2 Pilots Report 8 'Saucers' In Formation Over Norfolk
The Washington Post
July 16, 1952
MIAMI, Fla., July 15 (UP), - Two veteran Pan American Airways pilots reported today they saw eight huge "flying saucers" flying at a 1000-mile-and-hour clip near Norfolk, Va. last night.
W.B. Nash said he and W.H. Fortenberry saw six of the strange craft, estimated to be 100 feet in diameter and "glowing orange-red like hot coals," fly in formation some 6000 feet beneath their DC-4.
The six "things" turned westward sharply when the PAA plane passed overhead and were joined by two other similar flying discs, Nash said. The eight "saucers" zoomed upward to an estimated 10,000 feet altitude before the glowing light emanating from them "pulsated off" and they disappeared into the sky, Nash said.

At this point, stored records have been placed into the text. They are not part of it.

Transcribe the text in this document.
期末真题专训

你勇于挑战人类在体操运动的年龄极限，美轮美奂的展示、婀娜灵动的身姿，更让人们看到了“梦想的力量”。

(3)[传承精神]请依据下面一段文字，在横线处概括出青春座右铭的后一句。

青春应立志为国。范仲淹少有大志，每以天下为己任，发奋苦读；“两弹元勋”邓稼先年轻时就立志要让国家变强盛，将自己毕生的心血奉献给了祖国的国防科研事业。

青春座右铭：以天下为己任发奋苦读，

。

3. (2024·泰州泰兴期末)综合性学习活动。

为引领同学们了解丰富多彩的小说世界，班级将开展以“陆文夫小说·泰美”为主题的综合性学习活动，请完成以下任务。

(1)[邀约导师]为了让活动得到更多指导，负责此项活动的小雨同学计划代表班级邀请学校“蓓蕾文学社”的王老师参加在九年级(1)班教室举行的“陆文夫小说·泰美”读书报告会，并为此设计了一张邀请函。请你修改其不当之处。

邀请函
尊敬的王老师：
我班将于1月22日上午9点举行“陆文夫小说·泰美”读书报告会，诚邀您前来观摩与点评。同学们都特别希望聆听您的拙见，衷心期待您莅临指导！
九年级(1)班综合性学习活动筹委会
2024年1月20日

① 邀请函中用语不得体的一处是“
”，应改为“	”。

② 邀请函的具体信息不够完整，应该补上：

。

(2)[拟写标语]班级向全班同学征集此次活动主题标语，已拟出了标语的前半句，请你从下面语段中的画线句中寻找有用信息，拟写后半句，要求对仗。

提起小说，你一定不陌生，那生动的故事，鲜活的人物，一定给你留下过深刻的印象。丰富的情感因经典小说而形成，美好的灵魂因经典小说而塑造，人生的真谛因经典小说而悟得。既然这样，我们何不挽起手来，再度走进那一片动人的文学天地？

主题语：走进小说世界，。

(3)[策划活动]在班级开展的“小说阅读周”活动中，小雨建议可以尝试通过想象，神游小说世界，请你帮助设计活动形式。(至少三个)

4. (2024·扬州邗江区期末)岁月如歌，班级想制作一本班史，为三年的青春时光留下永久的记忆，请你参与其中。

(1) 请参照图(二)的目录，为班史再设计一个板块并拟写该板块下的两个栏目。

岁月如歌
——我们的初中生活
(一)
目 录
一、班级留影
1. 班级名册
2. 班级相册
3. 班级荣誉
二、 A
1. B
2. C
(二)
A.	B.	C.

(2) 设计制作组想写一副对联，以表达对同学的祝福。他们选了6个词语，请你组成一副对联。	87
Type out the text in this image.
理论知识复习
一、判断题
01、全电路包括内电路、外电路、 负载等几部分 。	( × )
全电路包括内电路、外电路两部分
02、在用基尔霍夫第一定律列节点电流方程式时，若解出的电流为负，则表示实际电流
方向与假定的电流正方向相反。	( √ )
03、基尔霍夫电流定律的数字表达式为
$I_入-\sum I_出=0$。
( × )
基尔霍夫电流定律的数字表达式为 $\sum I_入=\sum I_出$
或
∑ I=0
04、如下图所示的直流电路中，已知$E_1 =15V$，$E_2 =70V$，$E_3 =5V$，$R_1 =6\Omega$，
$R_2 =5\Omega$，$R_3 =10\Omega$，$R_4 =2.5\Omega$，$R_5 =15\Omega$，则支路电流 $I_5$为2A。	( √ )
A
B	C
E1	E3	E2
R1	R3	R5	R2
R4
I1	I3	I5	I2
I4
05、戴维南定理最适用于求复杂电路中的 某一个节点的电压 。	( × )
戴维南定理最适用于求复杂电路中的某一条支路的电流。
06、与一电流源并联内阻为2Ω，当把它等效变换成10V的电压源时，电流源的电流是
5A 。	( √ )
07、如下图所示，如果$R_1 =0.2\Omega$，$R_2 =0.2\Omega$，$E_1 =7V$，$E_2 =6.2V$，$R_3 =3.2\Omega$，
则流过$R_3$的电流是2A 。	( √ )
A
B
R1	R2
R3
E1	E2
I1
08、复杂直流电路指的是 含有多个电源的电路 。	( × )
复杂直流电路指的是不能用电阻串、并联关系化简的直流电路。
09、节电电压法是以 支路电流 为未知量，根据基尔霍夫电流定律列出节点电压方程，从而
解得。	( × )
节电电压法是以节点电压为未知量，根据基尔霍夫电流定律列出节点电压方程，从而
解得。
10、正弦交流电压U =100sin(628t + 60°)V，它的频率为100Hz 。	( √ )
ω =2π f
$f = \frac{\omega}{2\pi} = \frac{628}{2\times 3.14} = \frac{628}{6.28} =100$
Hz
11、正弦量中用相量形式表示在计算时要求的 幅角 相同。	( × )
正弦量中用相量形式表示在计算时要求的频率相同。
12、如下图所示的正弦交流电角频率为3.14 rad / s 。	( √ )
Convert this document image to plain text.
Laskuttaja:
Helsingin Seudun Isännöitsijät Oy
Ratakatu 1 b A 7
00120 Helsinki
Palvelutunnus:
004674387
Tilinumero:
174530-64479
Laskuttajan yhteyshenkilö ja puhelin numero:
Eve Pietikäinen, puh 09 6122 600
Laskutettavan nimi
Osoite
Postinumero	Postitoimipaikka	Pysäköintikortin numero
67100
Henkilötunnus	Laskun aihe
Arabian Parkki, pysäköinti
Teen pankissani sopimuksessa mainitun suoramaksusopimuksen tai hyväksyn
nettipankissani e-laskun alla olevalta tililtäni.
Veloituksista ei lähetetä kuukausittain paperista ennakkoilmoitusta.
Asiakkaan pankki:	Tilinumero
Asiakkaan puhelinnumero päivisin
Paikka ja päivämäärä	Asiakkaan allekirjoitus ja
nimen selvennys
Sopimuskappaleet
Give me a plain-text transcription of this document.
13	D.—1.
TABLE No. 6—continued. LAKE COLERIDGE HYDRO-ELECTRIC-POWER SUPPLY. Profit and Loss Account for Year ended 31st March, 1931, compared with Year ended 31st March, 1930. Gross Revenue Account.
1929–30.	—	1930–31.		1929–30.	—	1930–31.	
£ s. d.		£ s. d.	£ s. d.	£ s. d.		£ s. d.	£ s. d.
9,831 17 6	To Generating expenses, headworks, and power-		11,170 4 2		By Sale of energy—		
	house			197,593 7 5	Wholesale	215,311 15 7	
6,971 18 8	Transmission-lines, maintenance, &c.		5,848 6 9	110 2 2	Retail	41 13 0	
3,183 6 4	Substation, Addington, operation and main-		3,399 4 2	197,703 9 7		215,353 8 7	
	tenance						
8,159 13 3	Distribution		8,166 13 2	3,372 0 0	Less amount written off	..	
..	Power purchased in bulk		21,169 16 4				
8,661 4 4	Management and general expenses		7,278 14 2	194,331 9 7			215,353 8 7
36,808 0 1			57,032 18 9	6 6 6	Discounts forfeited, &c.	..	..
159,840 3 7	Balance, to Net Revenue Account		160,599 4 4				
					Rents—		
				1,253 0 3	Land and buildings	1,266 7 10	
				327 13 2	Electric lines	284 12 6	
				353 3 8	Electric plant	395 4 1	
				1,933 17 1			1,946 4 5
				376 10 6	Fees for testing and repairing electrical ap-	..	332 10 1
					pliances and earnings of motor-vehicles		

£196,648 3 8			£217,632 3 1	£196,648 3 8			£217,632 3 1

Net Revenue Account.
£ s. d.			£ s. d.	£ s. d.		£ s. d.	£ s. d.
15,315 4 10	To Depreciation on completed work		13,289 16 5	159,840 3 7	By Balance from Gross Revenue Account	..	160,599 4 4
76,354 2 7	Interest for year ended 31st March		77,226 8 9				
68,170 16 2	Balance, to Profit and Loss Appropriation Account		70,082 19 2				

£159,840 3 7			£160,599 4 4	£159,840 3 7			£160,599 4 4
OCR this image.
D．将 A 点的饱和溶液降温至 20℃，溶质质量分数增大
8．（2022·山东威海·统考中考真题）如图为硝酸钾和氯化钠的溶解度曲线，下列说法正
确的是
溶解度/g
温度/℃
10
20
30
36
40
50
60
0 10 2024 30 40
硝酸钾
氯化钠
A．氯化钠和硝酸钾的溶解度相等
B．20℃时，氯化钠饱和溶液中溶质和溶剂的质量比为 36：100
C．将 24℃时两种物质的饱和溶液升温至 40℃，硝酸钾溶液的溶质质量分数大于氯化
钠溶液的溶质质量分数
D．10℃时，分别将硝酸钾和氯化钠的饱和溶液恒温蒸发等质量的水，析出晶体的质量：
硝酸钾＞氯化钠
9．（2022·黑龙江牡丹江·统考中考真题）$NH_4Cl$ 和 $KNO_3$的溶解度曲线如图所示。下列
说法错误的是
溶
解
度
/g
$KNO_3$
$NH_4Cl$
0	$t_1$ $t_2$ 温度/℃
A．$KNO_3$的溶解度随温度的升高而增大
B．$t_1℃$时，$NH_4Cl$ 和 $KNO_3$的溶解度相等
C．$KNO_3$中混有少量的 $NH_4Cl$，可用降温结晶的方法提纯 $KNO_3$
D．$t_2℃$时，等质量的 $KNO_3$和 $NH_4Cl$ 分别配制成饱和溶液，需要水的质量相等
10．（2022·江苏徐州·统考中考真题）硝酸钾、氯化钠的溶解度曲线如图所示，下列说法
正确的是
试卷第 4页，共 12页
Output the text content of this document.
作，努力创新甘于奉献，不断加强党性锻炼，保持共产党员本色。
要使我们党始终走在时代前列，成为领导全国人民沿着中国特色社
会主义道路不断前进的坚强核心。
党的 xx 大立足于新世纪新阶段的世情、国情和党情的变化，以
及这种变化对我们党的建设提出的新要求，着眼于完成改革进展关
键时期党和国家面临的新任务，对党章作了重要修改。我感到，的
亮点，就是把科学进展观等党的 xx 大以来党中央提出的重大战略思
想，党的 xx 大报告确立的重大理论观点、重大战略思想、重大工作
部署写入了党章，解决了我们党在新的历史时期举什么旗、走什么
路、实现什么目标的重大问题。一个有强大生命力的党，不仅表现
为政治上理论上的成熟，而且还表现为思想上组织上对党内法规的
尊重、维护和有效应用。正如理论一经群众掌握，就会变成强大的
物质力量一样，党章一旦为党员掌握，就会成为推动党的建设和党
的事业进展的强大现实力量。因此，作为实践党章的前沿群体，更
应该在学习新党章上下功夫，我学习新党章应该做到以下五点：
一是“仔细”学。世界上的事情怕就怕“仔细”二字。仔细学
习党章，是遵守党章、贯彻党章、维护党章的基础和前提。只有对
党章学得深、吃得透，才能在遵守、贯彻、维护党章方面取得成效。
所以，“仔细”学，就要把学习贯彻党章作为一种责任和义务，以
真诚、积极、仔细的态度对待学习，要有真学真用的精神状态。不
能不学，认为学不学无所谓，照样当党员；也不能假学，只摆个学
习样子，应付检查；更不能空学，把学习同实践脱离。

Nash, 35, estimated that he and Fortenberry, 30, "watched the whole maneuver" for between 10 and 12 seconds.
Appeared "Controlled"
"Both Fortenberry and I have read other reports on so-called 'flying saucers' and have respect for the judgment of some of the astronomers and observers who have reported them," Nash said. "Our experience last night is in line with those reports."
Nash, a first officer for PAA and a flying employe for 10 years, said he and Fortenberry "would judge that the eight objects were definitely intelligently controlled - whether from within or without, we couldn't say."
"Also," said Nash, "we can be reasonably positive that none of us - as we know pilots - could physically endure the centrifugal force that would be imposed on the occupants when making turns of such violence as these objects made.
"We feel, because of the way the missiles acted and because of all the other reports that have been heard, that they must be from some extra-terrestrial source."
In Echelon Formation
Nash said their DC-4, carrying 10 company personnel, was flying southward between Newport News, and Norfolk when the first six saucers appeared to the southwest. Nash said they were flying in an echelon formation - a diagonal straight line - at about 2000 feet altitude.
He said the other passengers were sitting where they could not have seen the eight missiles.
"Giving consideration to the difference in our altitude and theirs, we judged that they were approximately 100 feet in diameter and between 10 and 15 feet thick," Nash said.
"As they neared us, they appeared to be solid bodies of light, glowing orange-red like red-hot irons," Nash said. "But they had definite outlines."
Nash, a Navy transport pilot in World War II, is a veteran of 10,000 air hours. Fortenberry, formerly a Navy fighter pilot, has been an employe of PAA since the war.